The government has launched a 10-point plan for a Green Industrial Revolution, and committed significant sums to infrastructure that helps to deliver it. There is broad agreement across parties that the economic recovery should be built around the clean, green industries of the future.
Targeting Net Zero must be at the heart of the national effort to regain the lost ground of 2020
The response to the pandemic is a sign of what we can achieve when we have an urgent, shared mission. Society adapted almost overnight to the new normal – homeworking, social distancing, helping neighbours. And critical institutions from supermarkets to the NHS reconfigured themselves to meet the new challenge. If we can do that in the space of weeks – then just think what we can achieve in the next three decades if we set our minds to the challenge of Net Zero.

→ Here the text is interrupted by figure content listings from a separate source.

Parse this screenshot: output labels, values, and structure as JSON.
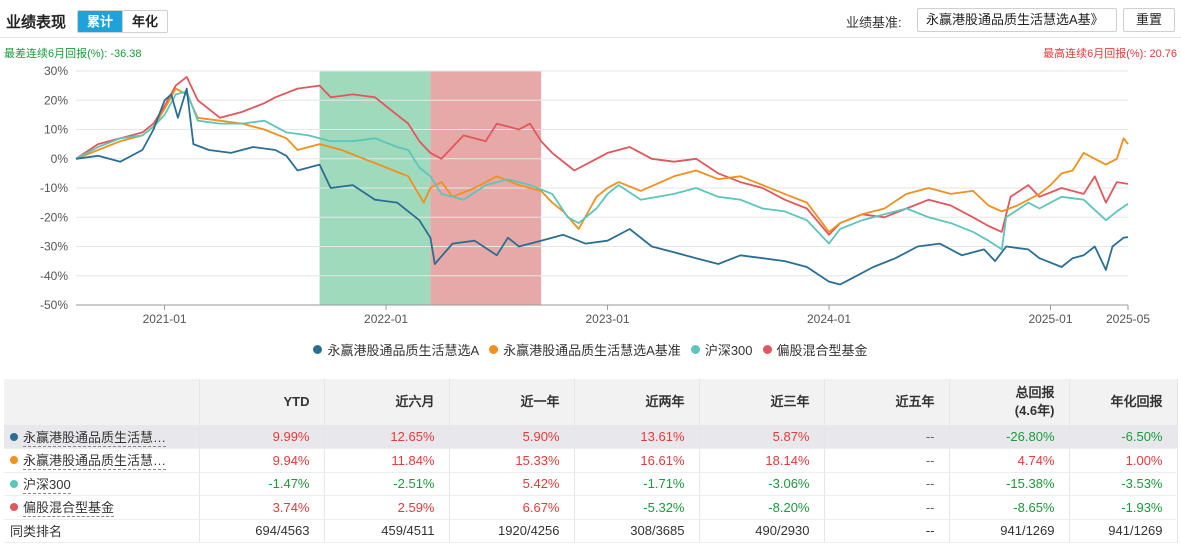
{
  "header": {
    "title": "业绩表现",
    "toggle_cumulative": "累计",
    "toggle_annualized": "年化",
    "benchmark_label": "业绩基准:",
    "benchmark_value": "永赢港股通品质生活慧选A基》",
    "reset_label": "重置"
  },
  "worst_label": "最差连续6月回报(%): -36.38",
  "best_label": "最高连续6月回报(%): 20.76",
  "colors": {
    "fund": "#2b6e94",
    "benchmark": "#f0901e",
    "hs300": "#5cc5bc",
    "category": "#e0575e",
    "best_band": "#8fd4b0",
    "worst_band": "#e39a98"
  },
  "chart_data": {
    "type": "line",
    "ylim": [
      -50,
      30
    ],
    "yticks": [
      30,
      20,
      10,
      0,
      -10,
      -20,
      -30,
      -40,
      -50
    ],
    "ytick_labels": [
      "30%",
      "20%",
      "10%",
      "0%",
      "-10%",
      "-20%",
      "-30%",
      "-40%",
      "-50%"
    ],
    "xlim": [
      2020.6,
      2025.35
    ],
    "xticks": [
      {
        "x": 2021.0,
        "label": "2021-01"
      },
      {
        "x": 2022.0,
        "label": "2022-01"
      },
      {
        "x": 2023.0,
        "label": "2023-01"
      },
      {
        "x": 2024.0,
        "label": "2024-01"
      },
      {
        "x": 2025.0,
        "label": "2025-01"
      },
      {
        "x": 2025.35,
        "label": "2025-05"
      }
    ],
    "bands": [
      {
        "name": "best-6m",
        "x0": 2021.7,
        "x1": 2022.2
      },
      {
        "name": "worst-6m",
        "x0": 2022.2,
        "x1": 2022.7
      }
    ],
    "series": [
      {
        "name": "永赢港股通品质生活慧选A",
        "key": "fund",
        "points": [
          [
            2020.6,
            0
          ],
          [
            2020.7,
            1
          ],
          [
            2020.8,
            -1
          ],
          [
            2020.9,
            3
          ],
          [
            2020.95,
            10
          ],
          [
            2021.0,
            20
          ],
          [
            2021.03,
            22
          ],
          [
            2021.06,
            14
          ],
          [
            2021.1,
            24
          ],
          [
            2021.13,
            5
          ],
          [
            2021.2,
            3
          ],
          [
            2021.3,
            2
          ],
          [
            2021.4,
            4
          ],
          [
            2021.5,
            3
          ],
          [
            2021.55,
            1
          ],
          [
            2021.6,
            -4
          ],
          [
            2021.7,
            -2
          ],
          [
            2021.75,
            -10
          ],
          [
            2021.85,
            -9
          ],
          [
            2021.95,
            -14
          ],
          [
            2022.05,
            -15
          ],
          [
            2022.15,
            -21
          ],
          [
            2022.2,
            -27
          ],
          [
            2022.22,
            -36
          ],
          [
            2022.3,
            -29
          ],
          [
            2022.4,
            -28
          ],
          [
            2022.5,
            -33
          ],
          [
            2022.55,
            -27
          ],
          [
            2022.6,
            -30
          ],
          [
            2022.7,
            -28
          ],
          [
            2022.8,
            -26
          ],
          [
            2022.9,
            -29
          ],
          [
            2023.0,
            -28
          ],
          [
            2023.1,
            -24
          ],
          [
            2023.2,
            -30
          ],
          [
            2023.3,
            -32
          ],
          [
            2023.4,
            -34
          ],
          [
            2023.5,
            -36
          ],
          [
            2023.6,
            -33
          ],
          [
            2023.7,
            -34
          ],
          [
            2023.8,
            -35
          ],
          [
            2023.9,
            -37
          ],
          [
            2024.0,
            -42
          ],
          [
            2024.05,
            -43
          ],
          [
            2024.1,
            -41
          ],
          [
            2024.2,
            -37
          ],
          [
            2024.3,
            -34
          ],
          [
            2024.4,
            -30
          ],
          [
            2024.5,
            -29
          ],
          [
            2024.6,
            -33
          ],
          [
            2024.7,
            -31
          ],
          [
            2024.75,
            -35
          ],
          [
            2024.8,
            -30
          ],
          [
            2024.9,
            -31
          ],
          [
            2024.95,
            -34
          ],
          [
            2025.05,
            -37
          ],
          [
            2025.1,
            -34
          ],
          [
            2025.15,
            -33
          ],
          [
            2025.2,
            -30
          ],
          [
            2025.25,
            -38
          ],
          [
            2025.28,
            -30
          ],
          [
            2025.33,
            -27
          ],
          [
            2025.35,
            -26.8
          ]
        ]
      },
      {
        "name": "永赢港股通品质生活慧选A基准",
        "key": "benchmark",
        "points": [
          [
            2020.6,
            0
          ],
          [
            2020.7,
            3
          ],
          [
            2020.8,
            6
          ],
          [
            2020.9,
            8
          ],
          [
            2020.95,
            11
          ],
          [
            2021.0,
            17
          ],
          [
            2021.05,
            24
          ],
          [
            2021.1,
            22
          ],
          [
            2021.15,
            14
          ],
          [
            2021.25,
            13
          ],
          [
            2021.35,
            12
          ],
          [
            2021.45,
            10
          ],
          [
            2021.55,
            7
          ],
          [
            2021.6,
            3
          ],
          [
            2021.7,
            5
          ],
          [
            2021.8,
            3
          ],
          [
            2021.9,
            0
          ],
          [
            2022.0,
            -3
          ],
          [
            2022.1,
            -6
          ],
          [
            2022.17,
            -15
          ],
          [
            2022.2,
            -10
          ],
          [
            2022.25,
            -8
          ],
          [
            2022.3,
            -13
          ],
          [
            2022.4,
            -10
          ],
          [
            2022.5,
            -6
          ],
          [
            2022.6,
            -9
          ],
          [
            2022.7,
            -11
          ],
          [
            2022.75,
            -15
          ],
          [
            2022.8,
            -18
          ],
          [
            2022.87,
            -24
          ],
          [
            2022.95,
            -13
          ],
          [
            2023.0,
            -10
          ],
          [
            2023.05,
            -8
          ],
          [
            2023.15,
            -11
          ],
          [
            2023.3,
            -6
          ],
          [
            2023.4,
            -4
          ],
          [
            2023.5,
            -7
          ],
          [
            2023.6,
            -6
          ],
          [
            2023.7,
            -9
          ],
          [
            2023.8,
            -12
          ],
          [
            2023.9,
            -15
          ],
          [
            2024.0,
            -25
          ],
          [
            2024.05,
            -22
          ],
          [
            2024.15,
            -19
          ],
          [
            2024.25,
            -17
          ],
          [
            2024.35,
            -12
          ],
          [
            2024.45,
            -10
          ],
          [
            2024.55,
            -12
          ],
          [
            2024.65,
            -11
          ],
          [
            2024.72,
            -16
          ],
          [
            2024.78,
            -18
          ],
          [
            2024.85,
            -16
          ],
          [
            2024.95,
            -12
          ],
          [
            2025.0,
            -9
          ],
          [
            2025.05,
            -5
          ],
          [
            2025.1,
            -4
          ],
          [
            2025.15,
            2
          ],
          [
            2025.2,
            0
          ],
          [
            2025.25,
            -2
          ],
          [
            2025.3,
            0
          ],
          [
            2025.33,
            7
          ],
          [
            2025.35,
            5
          ]
        ]
      },
      {
        "name": "沪深300",
        "key": "hs300",
        "points": [
          [
            2020.6,
            0
          ],
          [
            2020.7,
            4
          ],
          [
            2020.8,
            7
          ],
          [
            2020.9,
            8
          ],
          [
            2020.95,
            11
          ],
          [
            2021.0,
            15
          ],
          [
            2021.05,
            22
          ],
          [
            2021.1,
            23
          ],
          [
            2021.15,
            13
          ],
          [
            2021.25,
            12
          ],
          [
            2021.35,
            12
          ],
          [
            2021.45,
            13
          ],
          [
            2021.55,
            9
          ],
          [
            2021.65,
            8
          ],
          [
            2021.75,
            6
          ],
          [
            2021.85,
            6
          ],
          [
            2021.95,
            7
          ],
          [
            2022.05,
            4
          ],
          [
            2022.1,
            3
          ],
          [
            2022.15,
            -3
          ],
          [
            2022.2,
            -6
          ],
          [
            2022.25,
            -12
          ],
          [
            2022.35,
            -14
          ],
          [
            2022.45,
            -9
          ],
          [
            2022.55,
            -7
          ],
          [
            2022.65,
            -9
          ],
          [
            2022.75,
            -12
          ],
          [
            2022.82,
            -20
          ],
          [
            2022.87,
            -22
          ],
          [
            2022.95,
            -17
          ],
          [
            2023.0,
            -12
          ],
          [
            2023.05,
            -9
          ],
          [
            2023.15,
            -14
          ],
          [
            2023.3,
            -12
          ],
          [
            2023.4,
            -10
          ],
          [
            2023.5,
            -13
          ],
          [
            2023.6,
            -14
          ],
          [
            2023.7,
            -17
          ],
          [
            2023.8,
            -18
          ],
          [
            2023.9,
            -21
          ],
          [
            2024.0,
            -29
          ],
          [
            2024.05,
            -24
          ],
          [
            2024.15,
            -21
          ],
          [
            2024.25,
            -19
          ],
          [
            2024.35,
            -17
          ],
          [
            2024.45,
            -20
          ],
          [
            2024.55,
            -22
          ],
          [
            2024.65,
            -25
          ],
          [
            2024.72,
            -28
          ],
          [
            2024.78,
            -31
          ],
          [
            2024.8,
            -20
          ],
          [
            2024.9,
            -15
          ],
          [
            2024.95,
            -17
          ],
          [
            2025.05,
            -13
          ],
          [
            2025.15,
            -14
          ],
          [
            2025.25,
            -21
          ],
          [
            2025.3,
            -18
          ],
          [
            2025.35,
            -15.4
          ]
        ]
      },
      {
        "name": "偏股混合型基金",
        "key": "category",
        "points": [
          [
            2020.6,
            0
          ],
          [
            2020.7,
            5
          ],
          [
            2020.8,
            7
          ],
          [
            2020.9,
            9
          ],
          [
            2020.95,
            12
          ],
          [
            2021.0,
            18
          ],
          [
            2021.05,
            25
          ],
          [
            2021.1,
            28
          ],
          [
            2021.15,
            20
          ],
          [
            2021.25,
            14
          ],
          [
            2021.35,
            16
          ],
          [
            2021.45,
            19
          ],
          [
            2021.5,
            21
          ],
          [
            2021.6,
            24
          ],
          [
            2021.7,
            25
          ],
          [
            2021.75,
            21
          ],
          [
            2021.85,
            22
          ],
          [
            2021.95,
            21
          ],
          [
            2022.05,
            15
          ],
          [
            2022.1,
            12
          ],
          [
            2022.15,
            6
          ],
          [
            2022.2,
            2
          ],
          [
            2022.25,
            0
          ],
          [
            2022.35,
            8
          ],
          [
            2022.45,
            6
          ],
          [
            2022.5,
            12
          ],
          [
            2022.6,
            10
          ],
          [
            2022.65,
            12
          ],
          [
            2022.7,
            6
          ],
          [
            2022.75,
            2
          ],
          [
            2022.85,
            -4
          ],
          [
            2022.95,
            0
          ],
          [
            2023.0,
            2
          ],
          [
            2023.1,
            4
          ],
          [
            2023.2,
            0
          ],
          [
            2023.3,
            -1
          ],
          [
            2023.4,
            0
          ],
          [
            2023.5,
            -5
          ],
          [
            2023.6,
            -8
          ],
          [
            2023.7,
            -10
          ],
          [
            2023.8,
            -14
          ],
          [
            2023.9,
            -17
          ],
          [
            2024.0,
            -26
          ],
          [
            2024.05,
            -22
          ],
          [
            2024.15,
            -19
          ],
          [
            2024.25,
            -20
          ],
          [
            2024.35,
            -17
          ],
          [
            2024.45,
            -14
          ],
          [
            2024.55,
            -16
          ],
          [
            2024.65,
            -20
          ],
          [
            2024.72,
            -23
          ],
          [
            2024.78,
            -25
          ],
          [
            2024.82,
            -13
          ],
          [
            2024.9,
            -9
          ],
          [
            2024.95,
            -13
          ],
          [
            2025.05,
            -10
          ],
          [
            2025.15,
            -12
          ],
          [
            2025.2,
            -6
          ],
          [
            2025.25,
            -15
          ],
          [
            2025.3,
            -8
          ],
          [
            2025.35,
            -8.6
          ]
        ]
      }
    ]
  },
  "table": {
    "headers": [
      "",
      "YTD",
      "近六月",
      "近一年",
      "近两年",
      "近三年",
      "近五年",
      "总回报(4.6年)",
      "年化回报"
    ],
    "header_total_line1": "总回报",
    "header_total_line2": "(4.6年)",
    "rows": [
      {
        "name": "永赢港股通品质生活慧选A",
        "display": "永赢港股通品质生活慧…",
        "key": "fund",
        "values": [
          "9.99%",
          "12.65%",
          "5.90%",
          "13.61%",
          "5.87%",
          "--",
          "-26.80%",
          "-6.50%"
        ]
      },
      {
        "name": "永赢港股通品质生活慧选A基准",
        "display": "永赢港股通品质生活慧…",
        "key": "benchmark",
        "values": [
          "9.94%",
          "11.84%",
          "15.33%",
          "16.61%",
          "18.14%",
          "--",
          "4.74%",
          "1.00%"
        ]
      },
      {
        "name": "沪深300",
        "display": "沪深300",
        "key": "hs300",
        "values": [
          "-1.47%",
          "-2.51%",
          "5.42%",
          "-1.71%",
          "-3.06%",
          "--",
          "-15.38%",
          "-3.53%"
        ]
      },
      {
        "name": "偏股混合型基金",
        "display": "偏股混合型基金",
        "key": "category",
        "values": [
          "3.74%",
          "2.59%",
          "6.67%",
          "-5.32%",
          "-8.20%",
          "--",
          "-8.65%",
          "-1.93%"
        ]
      }
    ],
    "rank_label": "同类排名",
    "rank_values": [
      "694/4563",
      "459/4511",
      "1920/4256",
      "308/3685",
      "490/2930",
      "--",
      "941/1269",
      "941/1269"
    ]
  }
}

Covid-19 may be the collective kick up the behind that we all need to make it a successful reality
Boris Johnson has called for Britain “to build back better, to build back bolder”. He wants to “drive economic growth in all parts of the country” and he says, “we must work fast”. He wants the UK to be a “science superpower”. These are noble goals, they are achievable too, and they can be at the heart of the Net Zero agenda… if there is the long-term will to match the rhetoric.

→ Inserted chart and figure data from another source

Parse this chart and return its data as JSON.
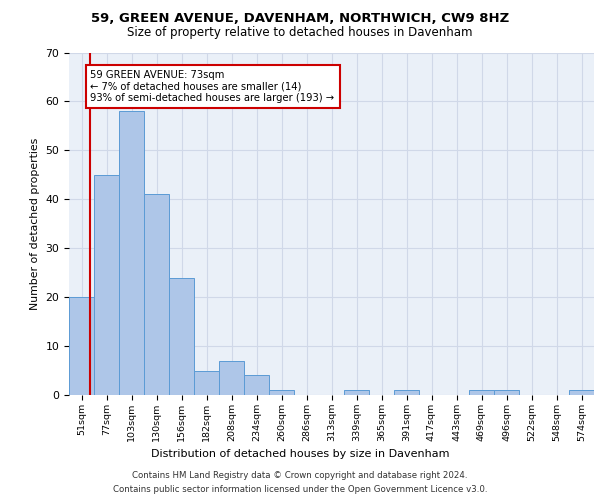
{
  "title1": "59, GREEN AVENUE, DAVENHAM, NORTHWICH, CW9 8HZ",
  "title2": "Size of property relative to detached houses in Davenham",
  "xlabel": "Distribution of detached houses by size in Davenham",
  "ylabel": "Number of detached properties",
  "bar_values": [
    20,
    45,
    58,
    41,
    24,
    5,
    7,
    4,
    1,
    0,
    0,
    1,
    0,
    1,
    0,
    0,
    1,
    1,
    0,
    0,
    1
  ],
  "bar_labels": [
    "51sqm",
    "77sqm",
    "103sqm",
    "130sqm",
    "156sqm",
    "182sqm",
    "208sqm",
    "234sqm",
    "260sqm",
    "286sqm",
    "313sqm",
    "339sqm",
    "365sqm",
    "391sqm",
    "417sqm",
    "443sqm",
    "469sqm",
    "496sqm",
    "522sqm",
    "548sqm",
    "574sqm"
  ],
  "bar_color": "#aec6e8",
  "bar_edge_color": "#5b9bd5",
  "ylim": [
    0,
    70
  ],
  "yticks": [
    0,
    10,
    20,
    30,
    40,
    50,
    60,
    70
  ],
  "annotation_text": "59 GREEN AVENUE: 73sqm\n← 7% of detached houses are smaller (14)\n93% of semi-detached houses are larger (193) →",
  "annotation_box_color": "#ffffff",
  "annotation_box_edge_color": "#cc0000",
  "grid_color": "#d0d8e8",
  "background_color": "#eaf0f8",
  "footer1": "Contains HM Land Registry data © Crown copyright and database right 2024.",
  "footer2": "Contains public sector information licensed under the Open Government Licence v3.0."
}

In the spring Budget, the UK Government said it aimed to double R&D spending in the next five years and establish a new agency to promote ‘moon-shot’ innovations, modelled on ARPA in America. Though the mood music around a British ARPA has waned and there was no mention of the five year goal for R&D spending the recent Spending Review, there does still seem to be a desire from government to explore more diverse funding mechanisms for innovation, including challenge prizes.
To those unfamiliar with them, challenge prizes encourage innovators to develop solutions to problems we face, with the promise that the first or the most effective solution is rewarded with a financial pay-off. This flips the traditional model for funding R&D, where grants are given upfront to companies (often large established incumbents) who seem best placed to come up with a solution, whether they eventually deliver it or not, and whether that solution has any meaningful impact or not.

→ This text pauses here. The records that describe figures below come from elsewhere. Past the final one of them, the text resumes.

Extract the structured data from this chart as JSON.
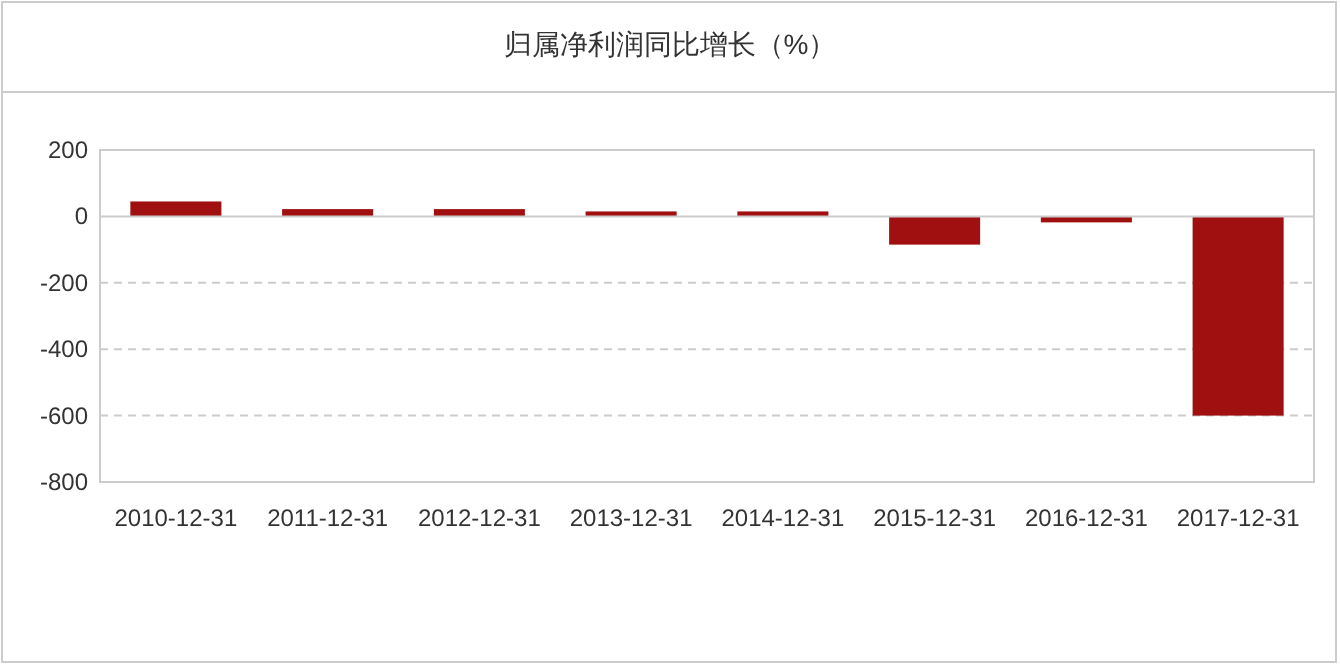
{
  "chart_data": {
    "type": "bar",
    "title": "归属净利润同比增长（%）",
    "categories": [
      "2010-12-31",
      "2011-12-31",
      "2012-12-31",
      "2013-12-31",
      "2014-12-31",
      "2015-12-31",
      "2016-12-31",
      "2017-12-31"
    ],
    "values": [
      45,
      22,
      22,
      15,
      15,
      -85,
      -18,
      -600
    ],
    "color": "#a01010",
    "ylim": [
      -800,
      200
    ],
    "yticks": [
      -800,
      -600,
      -400,
      -200,
      0,
      200
    ],
    "grid": "y"
  }
}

Challenge prizes level the playing field
They allow small businesses and disruptive start-ups with little or no track record, but bright ideas, to compete alongside the usual suspects. The prize money goes to the most effective idea, once it has been demonstrated to work – rather than what looks like the safest bet. They let governments take bold choices without being reckless with public money.
Achieving Net Zero will not be solved by one single discovery, it will require myriad changes in every part of life and industry to overcome the obstacles that currently prevent each sector from going green. We’ll need social and behavioural change as well as technological innovation, and we’ll need public buy-in.